& & by Ed Symkus & & & &
It's been said by this reviewer before: Robert De Niro, someone not exactly known for his comic roles, is one funny fellow, when put in the right movie with the right material. Just a year ago, he completely mastered the part of the anxiety-plagued gangster in Analyze This. A couple of months back, in a film that not nearly enough people saw, he pegged the coveted role of Fearless Leader in The Adventures of Rocky and Bullwinkle. Actually, anyone wanting to see prime, very funny De Niro, should track down his early starring role in the edgy and daring Hi, Mom!
In this, his newest comic exercise -- which, as he's wont to do these days, he co-produced -- he plays Jack Byrnes, loving father and husband, retired florist/CIA agent and every guy's nightmare of a prospective father-in-law.

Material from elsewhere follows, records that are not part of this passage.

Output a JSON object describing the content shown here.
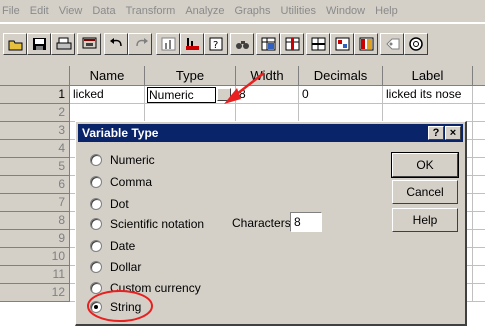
{
  "menubar": {
    "items": [
      "File",
      "Edit",
      "View",
      "Data",
      "Transform",
      "Analyze",
      "Graphs",
      "Utilities",
      "Window",
      "Help"
    ]
  },
  "toolbar": {
    "icons": [
      "open-icon",
      "save-icon",
      "print-icon",
      "dialog-recall-icon",
      "undo-icon",
      "redo-icon",
      "goto-chart-icon",
      "goto-case-icon",
      "variables-icon",
      "find-icon",
      "insert-cases-icon",
      "insert-variable-icon",
      "split-file-icon",
      "weight-cases-icon",
      "select-cases-icon",
      "value-labels-icon",
      "use-sets-icon"
    ]
  },
  "grid": {
    "columns": [
      "Name",
      "Type",
      "Width",
      "Decimals",
      "Label"
    ],
    "row_numbers": [
      "1",
      "2",
      "3",
      "4",
      "5",
      "6",
      "7",
      "8",
      "9",
      "10",
      "11",
      "12"
    ],
    "row1": {
      "name": "licked",
      "type": "Numeric",
      "width": "8",
      "decimals": "0",
      "label": "licked its nose"
    }
  },
  "dialog": {
    "title": "Variable Type",
    "help_btn": "?",
    "close_btn": "×",
    "options": [
      "Numeric",
      "Comma",
      "Dot",
      "Scientific notation",
      "Date",
      "Dollar",
      "Custom currency",
      "String"
    ],
    "selected": "String",
    "characters_label": "Characters:",
    "characters_value": "8",
    "ok": "OK",
    "cancel": "Cancel",
    "help": "Help"
  },
  "colors": {
    "annotation": "#e82020",
    "titlebar": "#0a246a",
    "chrome": "#d4d0c8"
  }
}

Enter Greg Focker (Ben Stiller in his nervous nebbish mode), very much in love with Pam Byrnes (Teri Polo), you-know-who's overprotected daughter. It doesn't take very long to realize that once Greg and Pam set off to meet her folks, to ask her dad for her hand in marriage, pretty much nothing is going to go right for Greg, including the pronunciation of his last name.
It doesn't matter that Pam pulls Dad aside in a quiet moment and says, "Be nice to this one, okay?" Dad has his ways, and he's not about to stray from them. There are plenty of things for him to be concerned about toward this strange little man who wants to make off with his first-born daughter. First of all, he's a nurse -- not a doctor. Secondly, and perhaps more importantly, he's a dog man, not a cat man. Dad just can' t figure this guy out. Mom (Blythe Danner) is a bit too ditzy to bother trying.

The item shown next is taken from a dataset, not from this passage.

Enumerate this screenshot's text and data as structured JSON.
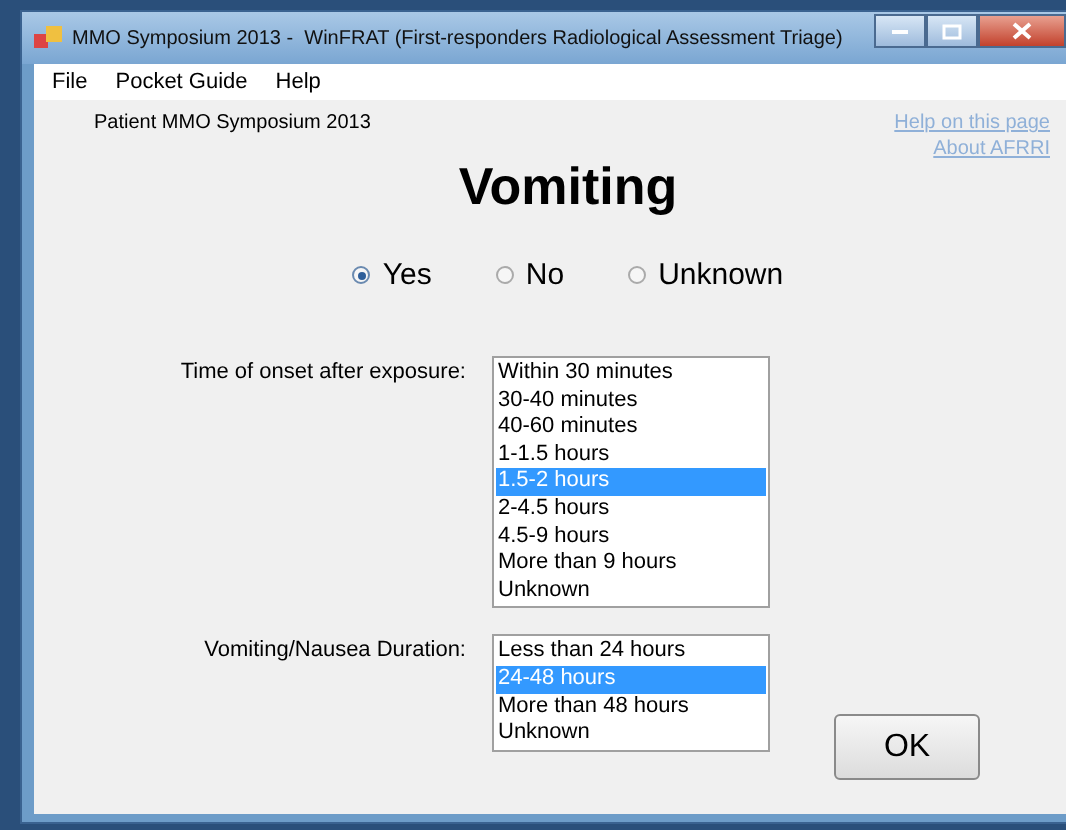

This is a funny movie from the get-go. De Niro's stern, hardboiled countenance helps -- nobody plays serious and threatening as funny as he does -- as does Stiller's hapless do-gooder who just can't do anything right.
But the secret ingredient of the film, the factor that is going to make audiences all guffaw as one, is director Jay Roach. Best known so far for helming both Austin Powers films, Roach has a special talent for taking something as quick and simple as a sight gag, then adding layer upon layer on top of it, dragging out a joke far longer than anyone would expect he should, but making the resulting laughs also pile up on top of one another. So the set pieces here are real gems, the kind that might make a few viewers come back to see the film again, just so they can hear the dialogue they missed while laughing.

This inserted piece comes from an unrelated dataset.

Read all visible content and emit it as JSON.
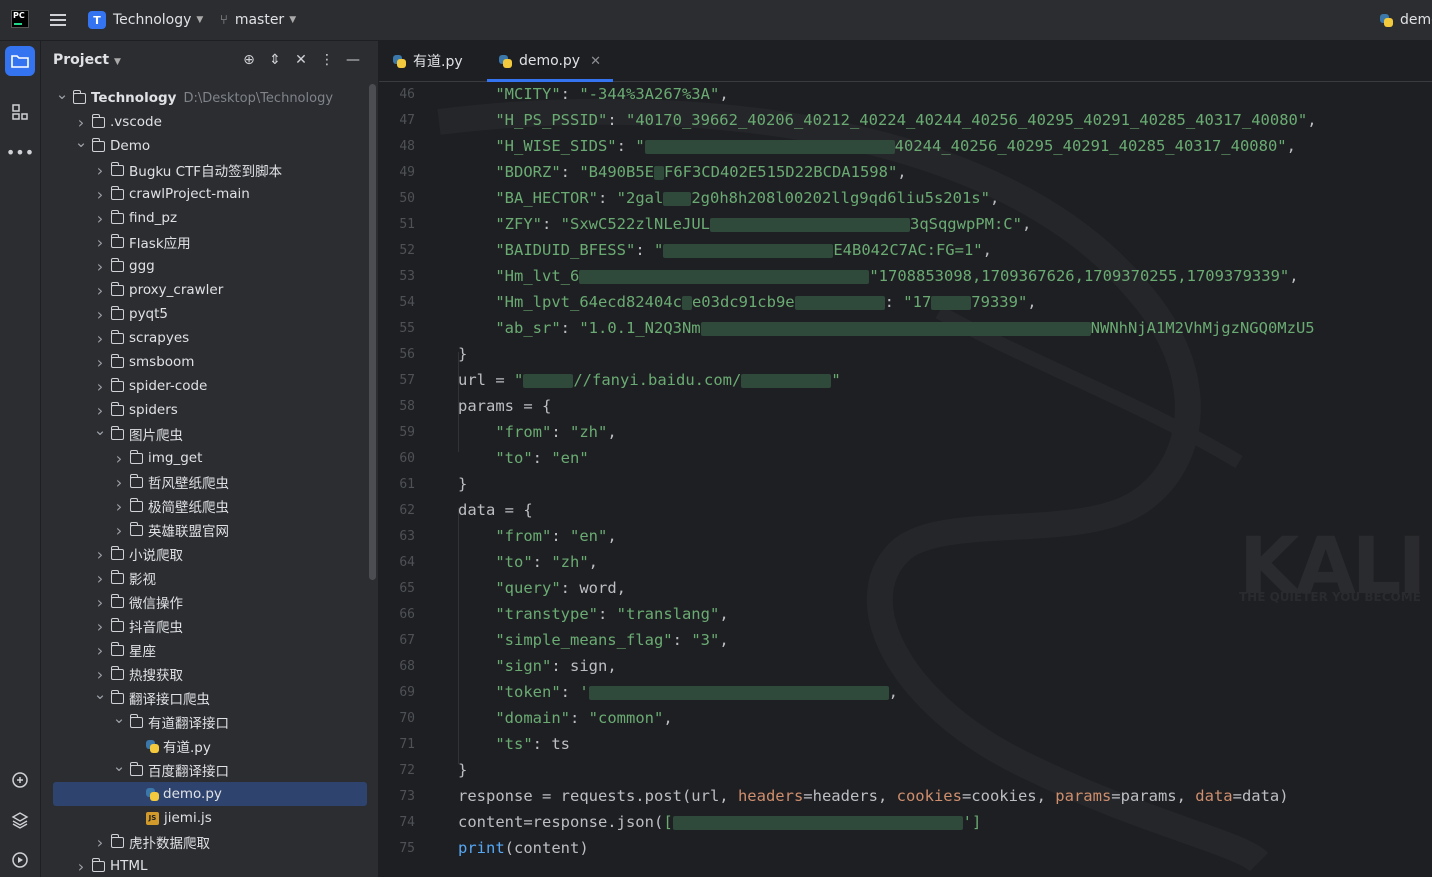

A lot of credit has to go to the writers -- Jim Herzfeld, who co-wrote Tapeheads, and John Hamburg, who wrote and directed Safe Men -- but it's the director who has taken their material and molded it into something more ridiculous, more crazy and funnier.
Surprisingly, about the only piece of the film that doesn't work very well is the addition of an ex-boyfriend character, the one Pam was "supposed" to marry. It's a double surprise, really. The part of Kevin is rather underwritten; not enough about him is revealed. And he's played by Owen Wilson, he of weirdest-shaped-nose-in-Hollywood fame, and the same Shanghai Noon from Jackie Chan. But Wilson doesn't put enough into his character this time, and leaves him, and us, flat.
But Stiller and De Niro and company don' t have too much trouble keeping all eyes and minds on them -- on Dad's stubborn ways and on Greg's series of misadventures. Hey, he tries his best, but he just seems to end up apologizing all the time. And the director must have said a silent thank you to the powers that be when he realized that both Stiller and De Niro know exactly how to wear a slow burn on their faces to excellent comic effect. Stiller, of course, also knows how to throw a tizzy, and gets to.
The only time the film slows down is when it gets a little serious near the end. The good news is that it's just for a short while, all of the characters' problems are worked out, and steam is once again picked up for an ending that satisfies like a good comedy should.
Two last thoughts on this one: It's a good thing there are people watching out for animals' safety in film these days, because some are put through their paces here. And, for the record, a couple of extra points are long overdue for De Niro, just for uttering a certain line in Rocky and Bullwinkle. If you saw it, you know what it is; if you haven't, it should be out on video very soon, and you'll know it upon hearing it.